In our most recent workshop, we went on a field trip to the museum of conflict, better known as “The Conflictorium.” Their description reads as:
“The Conflictorium, Museum of Conflict is a space that invites people to participate, co-create, experiment, collaborate, study, read and engage in a process of meaning making. So come here to showcase or appreciate up-and-coming talents-musical, intellectual, artistic-or use this free spaces for any other activity that relates to the city or makes us grow as people…”
And they do a stupendous job of that. The museum tackles the issue of conflict by situating it within the context of Gujarat and its histories of resistance and struggles for social change. In doing so, they aims to replace the culture of silence omnipresent in Gujarat, with “conversation and constructive reasoning.”
The exhibits were obviously informed by extensive historical knowledge and research. Yet, instead of merely reciting “historical facts,” many of exhibits presented this information through non-conventional artistic methods. Just presenting the information differently spurred so much dialogue amongst our field trip groups and forced us all to re-conceptualize matters that we had previously covered in our workshops. I can only speak for myself, but I feel as if the Conflictorium successfully in meaning some of its aims.
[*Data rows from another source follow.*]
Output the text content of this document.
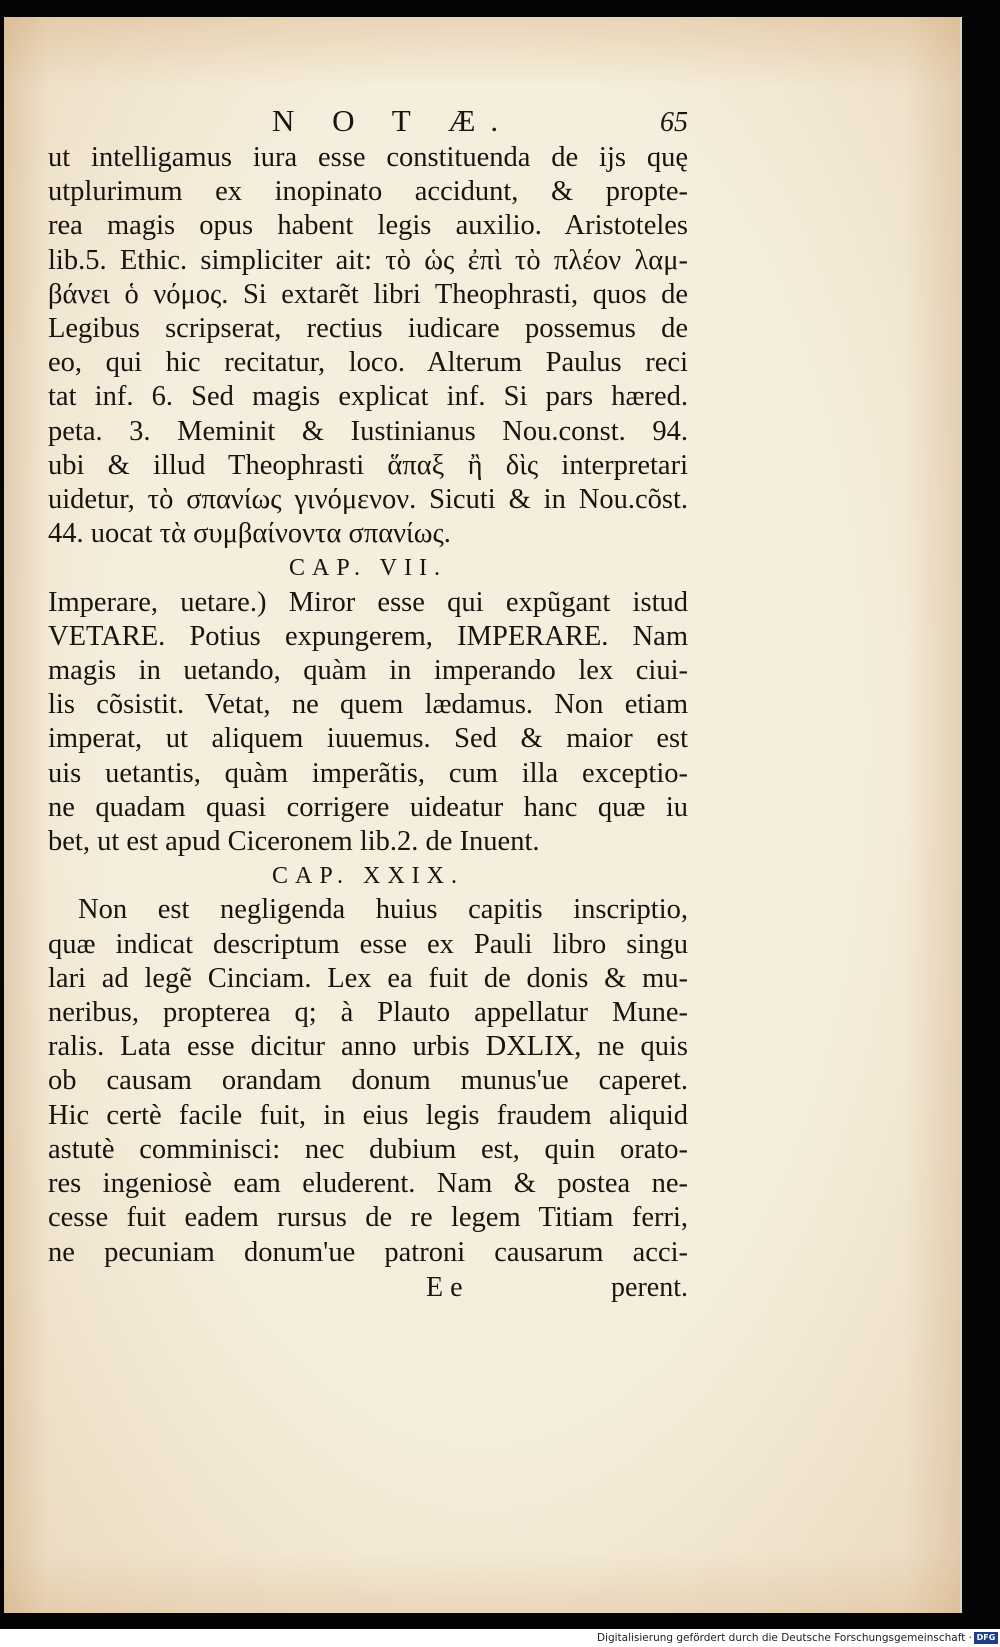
N O T Æ.	65
ut intelligamus iura esse constituenda de ijs quę
utplurimum ex inopinato accidunt, & propte-
rea magis opus habent legis auxilio. Aristoteles
lib.5. Ethic. simpliciter ait: τὸ ὡς ἐπὶ τὸ πλέον λαμ-
βάνει ὁ νόμος. Si extarẽt libri Theophrasti, quos de
Legibus scripserat, rectius iudicare possemus de
eo, qui hic recitatur, loco. Alterum Paulus reci
tat inf. 6. Sed magis explicat inf. Si pars hæred.
peta. 3. Meminit & Iustinianus Nou.const. 94.
ubi & illud Theophrasti ἅπαξ ἢ δὶς interpretari
uidetur, τὸ σπανίως γινόμενον. Sicuti & in Nou.cõst.
44. uocat τὰ συμβαίνοντα σπανίως.
CAP. VII.
Imperare, uetare.) Miror esse qui expũgant istud
VETARE. Potius expungerem, IMPERARE. Nam
magis in uetando, quàm in imperando lex ciui-
lis cõsistit. Vetat, ne quem lædamus. Non etiam
imperat, ut aliquem iuuemus. Sed & maior est
uis uetantis, quàm imperãtis, cum illa exceptio-
ne quadam quasi corrigere uideatur hanc quæ iu
bet, ut est apud Ciceronem lib.2. de Inuent.
CAP. XXIX.
Non est negligenda huius capitis inscriptio,
quæ indicat descriptum esse ex Pauli libro singu
lari ad legẽ Cinciam. Lex ea fuit de donis & mu-
neribus, propterea q; à Plauto appellatur Mune-
ralis. Lata esse dicitur anno urbis DXLIX, ne quis
ob causam orandam donum munus'ue caperet.
Hic certè facile fuit, in eius legis fraudem aliquid
astutè comminisci: nec dubium est, quin orato-
res ingeniosè eam eluderent. Nam & postea ne-
cesse fuit eadem rursus de re legem Titiam ferri,
ne pecuniam donum'ue patroni causarum acci-
E e	perent.
Digitalisierung gefördert durch die Deutsche Forschungsgemeinschaft · DFG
Managing the trip once we arrived was somewhat messy due to unforeseen changes in the exhibits. Despite this, these mix ups became a small detail in comparison to the fun we had throughout this trip. It was a wonderful change of pace from our typical workshop format and a more drastic change from the structure of classroom in participants’ schools. Of the students i spoke with, all of them expressed excitement and enthusiasm about our trip. In light of it all, I would gladly organize another trip to this museum.